Robert Haas <robertmh...@gmail.com> writes:
> On Wed, Mar 13, 2019 at 12:42 PM Alvaro Herrera
> <alvhe...@2ndquadrant.com> wrote:
>> I remember going over this code's memory allocation strategy a bit to
>> avoid the copy while not incurring potential leaks CacheMemoryContext;
>> as I recall, my idea was to use two contexts, one of which is temporary
>> and used for any potentially leaky callees, and destroyed at the end of
>> the function, and the other contains the good stuff and is reparented to
>> CacheMemoryContext at the end.  So if you have any accidental leaks,
>> they don't affect a long-lived context.  You have to be mindful of not
>> calling leaky code when you're using the permanent one.

> Well, that assumes that the functions which allocate the good stuff do
> not also leak, which seems a bit fragile.
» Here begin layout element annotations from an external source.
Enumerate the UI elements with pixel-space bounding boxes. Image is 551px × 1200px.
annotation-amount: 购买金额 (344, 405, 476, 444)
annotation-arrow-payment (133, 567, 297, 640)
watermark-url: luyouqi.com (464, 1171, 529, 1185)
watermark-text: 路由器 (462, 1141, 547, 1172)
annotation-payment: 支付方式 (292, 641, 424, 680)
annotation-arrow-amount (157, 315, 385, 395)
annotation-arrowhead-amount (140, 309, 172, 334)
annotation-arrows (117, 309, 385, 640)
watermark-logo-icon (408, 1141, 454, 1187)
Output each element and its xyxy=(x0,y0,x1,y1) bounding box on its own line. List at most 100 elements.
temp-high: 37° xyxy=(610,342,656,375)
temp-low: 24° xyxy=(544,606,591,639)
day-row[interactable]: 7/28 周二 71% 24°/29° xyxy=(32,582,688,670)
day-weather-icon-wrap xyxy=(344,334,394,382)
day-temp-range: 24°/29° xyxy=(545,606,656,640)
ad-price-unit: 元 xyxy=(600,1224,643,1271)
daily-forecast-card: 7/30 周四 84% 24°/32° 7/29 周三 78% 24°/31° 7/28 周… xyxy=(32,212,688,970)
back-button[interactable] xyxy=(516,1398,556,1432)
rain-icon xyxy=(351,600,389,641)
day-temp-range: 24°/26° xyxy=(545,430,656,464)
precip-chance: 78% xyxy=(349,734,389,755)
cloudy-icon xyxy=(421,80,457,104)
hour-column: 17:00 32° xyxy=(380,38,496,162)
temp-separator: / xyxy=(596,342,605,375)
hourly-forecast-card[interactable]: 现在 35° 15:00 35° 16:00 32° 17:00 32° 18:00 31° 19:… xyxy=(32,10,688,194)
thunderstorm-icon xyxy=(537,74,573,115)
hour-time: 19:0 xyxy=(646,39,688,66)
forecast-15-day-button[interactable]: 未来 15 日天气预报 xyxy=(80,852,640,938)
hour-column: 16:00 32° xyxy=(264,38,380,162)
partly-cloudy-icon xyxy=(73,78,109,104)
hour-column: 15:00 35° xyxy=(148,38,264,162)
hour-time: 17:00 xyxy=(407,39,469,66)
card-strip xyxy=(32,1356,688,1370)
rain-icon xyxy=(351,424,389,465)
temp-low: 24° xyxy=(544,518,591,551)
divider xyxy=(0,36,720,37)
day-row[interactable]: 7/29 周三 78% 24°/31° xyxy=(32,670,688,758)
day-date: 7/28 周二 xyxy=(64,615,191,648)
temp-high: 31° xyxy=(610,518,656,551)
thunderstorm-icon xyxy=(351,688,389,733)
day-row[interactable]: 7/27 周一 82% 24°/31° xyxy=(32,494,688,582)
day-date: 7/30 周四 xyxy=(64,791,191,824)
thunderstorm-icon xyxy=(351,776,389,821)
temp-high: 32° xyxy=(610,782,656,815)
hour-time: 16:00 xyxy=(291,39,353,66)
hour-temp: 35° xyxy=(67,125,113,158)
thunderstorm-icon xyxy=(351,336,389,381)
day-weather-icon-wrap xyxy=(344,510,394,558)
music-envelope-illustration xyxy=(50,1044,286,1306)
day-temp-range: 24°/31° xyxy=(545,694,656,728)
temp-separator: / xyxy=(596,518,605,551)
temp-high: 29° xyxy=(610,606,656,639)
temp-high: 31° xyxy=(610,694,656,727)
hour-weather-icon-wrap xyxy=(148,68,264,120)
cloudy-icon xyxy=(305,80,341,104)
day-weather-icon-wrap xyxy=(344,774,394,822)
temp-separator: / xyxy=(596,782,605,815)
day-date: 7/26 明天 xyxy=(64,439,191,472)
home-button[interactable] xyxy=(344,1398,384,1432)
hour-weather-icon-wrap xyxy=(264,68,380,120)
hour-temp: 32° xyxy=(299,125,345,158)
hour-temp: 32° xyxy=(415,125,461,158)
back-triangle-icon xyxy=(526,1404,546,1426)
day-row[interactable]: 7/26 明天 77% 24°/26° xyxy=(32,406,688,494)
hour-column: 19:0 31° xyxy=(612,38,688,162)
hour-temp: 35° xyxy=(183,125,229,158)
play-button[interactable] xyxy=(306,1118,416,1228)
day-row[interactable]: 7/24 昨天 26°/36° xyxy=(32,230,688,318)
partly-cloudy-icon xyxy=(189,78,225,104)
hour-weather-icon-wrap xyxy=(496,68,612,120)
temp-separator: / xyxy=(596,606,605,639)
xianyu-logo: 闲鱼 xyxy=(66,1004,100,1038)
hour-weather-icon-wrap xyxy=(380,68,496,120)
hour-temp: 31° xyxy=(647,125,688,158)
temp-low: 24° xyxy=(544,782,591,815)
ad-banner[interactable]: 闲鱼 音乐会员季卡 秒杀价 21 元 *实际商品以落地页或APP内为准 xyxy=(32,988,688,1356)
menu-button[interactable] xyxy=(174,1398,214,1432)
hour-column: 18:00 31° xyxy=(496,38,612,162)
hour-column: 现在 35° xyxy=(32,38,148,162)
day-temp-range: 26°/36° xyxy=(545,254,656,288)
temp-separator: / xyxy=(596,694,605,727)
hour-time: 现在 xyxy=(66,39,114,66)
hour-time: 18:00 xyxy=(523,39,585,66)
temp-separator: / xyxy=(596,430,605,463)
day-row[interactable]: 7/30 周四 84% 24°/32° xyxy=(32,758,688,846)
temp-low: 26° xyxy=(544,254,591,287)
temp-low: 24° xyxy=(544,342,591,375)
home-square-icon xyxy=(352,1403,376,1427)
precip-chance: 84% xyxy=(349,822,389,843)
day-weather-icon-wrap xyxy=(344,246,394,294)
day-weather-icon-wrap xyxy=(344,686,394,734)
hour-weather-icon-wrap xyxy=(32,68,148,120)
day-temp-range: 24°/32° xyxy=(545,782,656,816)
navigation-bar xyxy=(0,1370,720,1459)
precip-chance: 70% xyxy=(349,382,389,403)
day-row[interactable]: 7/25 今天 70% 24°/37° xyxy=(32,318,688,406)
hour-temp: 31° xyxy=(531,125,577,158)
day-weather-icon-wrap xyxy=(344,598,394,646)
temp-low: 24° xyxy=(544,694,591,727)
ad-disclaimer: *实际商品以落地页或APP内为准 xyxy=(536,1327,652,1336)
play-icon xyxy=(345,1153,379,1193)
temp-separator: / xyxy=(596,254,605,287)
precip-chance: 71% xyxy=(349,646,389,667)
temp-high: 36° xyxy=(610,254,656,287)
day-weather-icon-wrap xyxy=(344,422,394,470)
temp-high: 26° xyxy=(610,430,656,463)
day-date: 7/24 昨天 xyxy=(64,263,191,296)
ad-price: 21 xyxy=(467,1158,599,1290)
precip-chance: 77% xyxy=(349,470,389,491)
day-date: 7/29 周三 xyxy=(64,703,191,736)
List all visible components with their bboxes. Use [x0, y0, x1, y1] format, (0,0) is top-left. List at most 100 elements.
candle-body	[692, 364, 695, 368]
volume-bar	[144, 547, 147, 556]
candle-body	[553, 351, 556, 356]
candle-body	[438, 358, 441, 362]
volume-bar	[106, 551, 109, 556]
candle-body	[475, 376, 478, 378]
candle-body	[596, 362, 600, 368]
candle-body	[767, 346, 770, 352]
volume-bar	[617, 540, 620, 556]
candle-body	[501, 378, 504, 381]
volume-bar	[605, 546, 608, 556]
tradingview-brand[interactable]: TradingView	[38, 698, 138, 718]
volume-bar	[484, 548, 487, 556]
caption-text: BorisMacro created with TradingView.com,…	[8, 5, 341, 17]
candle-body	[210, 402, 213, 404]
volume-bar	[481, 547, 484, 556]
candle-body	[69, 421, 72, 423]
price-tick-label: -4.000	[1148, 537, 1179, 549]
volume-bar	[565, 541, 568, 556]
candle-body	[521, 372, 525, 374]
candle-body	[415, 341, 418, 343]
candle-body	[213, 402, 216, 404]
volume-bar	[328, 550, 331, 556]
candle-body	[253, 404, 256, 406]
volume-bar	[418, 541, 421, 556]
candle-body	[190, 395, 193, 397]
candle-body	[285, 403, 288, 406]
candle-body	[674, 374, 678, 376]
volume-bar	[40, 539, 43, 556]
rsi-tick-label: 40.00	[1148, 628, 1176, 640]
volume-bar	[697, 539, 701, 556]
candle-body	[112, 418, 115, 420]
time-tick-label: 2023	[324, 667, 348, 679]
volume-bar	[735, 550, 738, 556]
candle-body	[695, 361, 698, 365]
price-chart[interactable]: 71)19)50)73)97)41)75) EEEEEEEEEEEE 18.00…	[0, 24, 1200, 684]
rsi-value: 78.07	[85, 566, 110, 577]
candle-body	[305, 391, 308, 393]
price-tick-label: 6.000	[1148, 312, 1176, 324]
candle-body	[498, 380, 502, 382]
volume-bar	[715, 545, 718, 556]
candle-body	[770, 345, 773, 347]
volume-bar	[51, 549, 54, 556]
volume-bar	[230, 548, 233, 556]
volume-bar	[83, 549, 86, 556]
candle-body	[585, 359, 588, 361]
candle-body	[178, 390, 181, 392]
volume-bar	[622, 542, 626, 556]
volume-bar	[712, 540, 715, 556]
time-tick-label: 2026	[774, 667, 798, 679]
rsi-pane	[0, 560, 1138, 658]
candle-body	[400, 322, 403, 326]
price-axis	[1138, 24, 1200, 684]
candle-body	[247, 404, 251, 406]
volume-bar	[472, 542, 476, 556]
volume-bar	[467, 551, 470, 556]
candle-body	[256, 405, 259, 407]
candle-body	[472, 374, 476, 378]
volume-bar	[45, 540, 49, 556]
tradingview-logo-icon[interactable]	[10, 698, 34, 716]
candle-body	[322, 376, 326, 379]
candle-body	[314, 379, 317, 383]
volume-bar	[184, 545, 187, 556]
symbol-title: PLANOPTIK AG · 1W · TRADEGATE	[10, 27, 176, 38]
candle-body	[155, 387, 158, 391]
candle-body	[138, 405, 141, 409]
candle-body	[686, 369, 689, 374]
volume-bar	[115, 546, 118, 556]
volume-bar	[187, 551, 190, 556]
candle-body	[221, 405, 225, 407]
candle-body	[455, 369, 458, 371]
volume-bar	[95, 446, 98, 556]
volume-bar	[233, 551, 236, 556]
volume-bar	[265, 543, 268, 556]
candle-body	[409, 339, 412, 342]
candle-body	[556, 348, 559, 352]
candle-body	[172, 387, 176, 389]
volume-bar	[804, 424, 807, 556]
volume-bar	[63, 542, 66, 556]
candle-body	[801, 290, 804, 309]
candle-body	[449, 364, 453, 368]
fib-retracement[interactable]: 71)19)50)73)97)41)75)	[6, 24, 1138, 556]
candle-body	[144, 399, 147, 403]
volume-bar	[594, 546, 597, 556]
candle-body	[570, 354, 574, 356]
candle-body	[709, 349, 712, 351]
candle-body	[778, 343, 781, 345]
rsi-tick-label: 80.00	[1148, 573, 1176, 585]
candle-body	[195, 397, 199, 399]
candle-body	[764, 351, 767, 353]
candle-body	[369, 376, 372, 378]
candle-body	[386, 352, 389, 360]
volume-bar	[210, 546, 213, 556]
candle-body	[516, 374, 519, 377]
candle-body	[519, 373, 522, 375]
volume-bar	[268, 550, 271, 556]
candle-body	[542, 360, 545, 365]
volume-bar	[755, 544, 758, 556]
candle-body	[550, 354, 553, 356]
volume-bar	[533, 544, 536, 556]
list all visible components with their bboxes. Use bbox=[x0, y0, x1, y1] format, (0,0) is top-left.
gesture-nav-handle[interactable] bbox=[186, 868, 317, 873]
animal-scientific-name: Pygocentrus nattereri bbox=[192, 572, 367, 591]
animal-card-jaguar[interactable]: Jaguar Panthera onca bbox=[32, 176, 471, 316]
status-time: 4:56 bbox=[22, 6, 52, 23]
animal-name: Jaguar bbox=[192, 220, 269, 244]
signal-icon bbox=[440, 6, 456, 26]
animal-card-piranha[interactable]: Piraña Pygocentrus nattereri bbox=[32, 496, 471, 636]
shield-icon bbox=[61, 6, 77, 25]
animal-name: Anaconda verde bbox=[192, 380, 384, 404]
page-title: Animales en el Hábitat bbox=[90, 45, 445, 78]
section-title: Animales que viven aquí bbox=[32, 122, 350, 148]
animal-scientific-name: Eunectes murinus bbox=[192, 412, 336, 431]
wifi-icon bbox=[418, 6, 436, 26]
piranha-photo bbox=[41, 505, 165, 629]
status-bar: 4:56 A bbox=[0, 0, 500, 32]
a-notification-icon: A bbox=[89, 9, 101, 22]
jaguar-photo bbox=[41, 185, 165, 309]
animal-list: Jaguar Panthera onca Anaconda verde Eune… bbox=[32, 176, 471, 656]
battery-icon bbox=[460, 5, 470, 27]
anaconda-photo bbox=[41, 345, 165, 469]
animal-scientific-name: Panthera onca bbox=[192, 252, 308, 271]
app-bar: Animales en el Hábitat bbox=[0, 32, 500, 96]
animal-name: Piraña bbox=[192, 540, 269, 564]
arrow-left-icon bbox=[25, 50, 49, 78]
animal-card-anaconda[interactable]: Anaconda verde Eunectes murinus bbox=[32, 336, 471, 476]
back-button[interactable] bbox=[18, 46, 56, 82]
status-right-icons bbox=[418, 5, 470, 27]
I'm a bit confused as to why there's an issue here at all.  The usual
plan for computed-on-demand relcache sub-structures is that we compute
a working copy that we're going to return to the caller using the
caller's context (which is presumably statement-duration at most)
and then do the equivalent of copyObject to stash a long-lived copy
into the relcache context.  Is this case being done differently, and if
so why?  If it's being done the same, where are we leaking?

I recall having noticed someplace where I thought the relcache partition
support was simply failing to make provisions for cleaning up a cached
structure at relcache entry drop, but I didn't have time to pursue it
right then.  Let me see if I can reconstruct what I was worried about.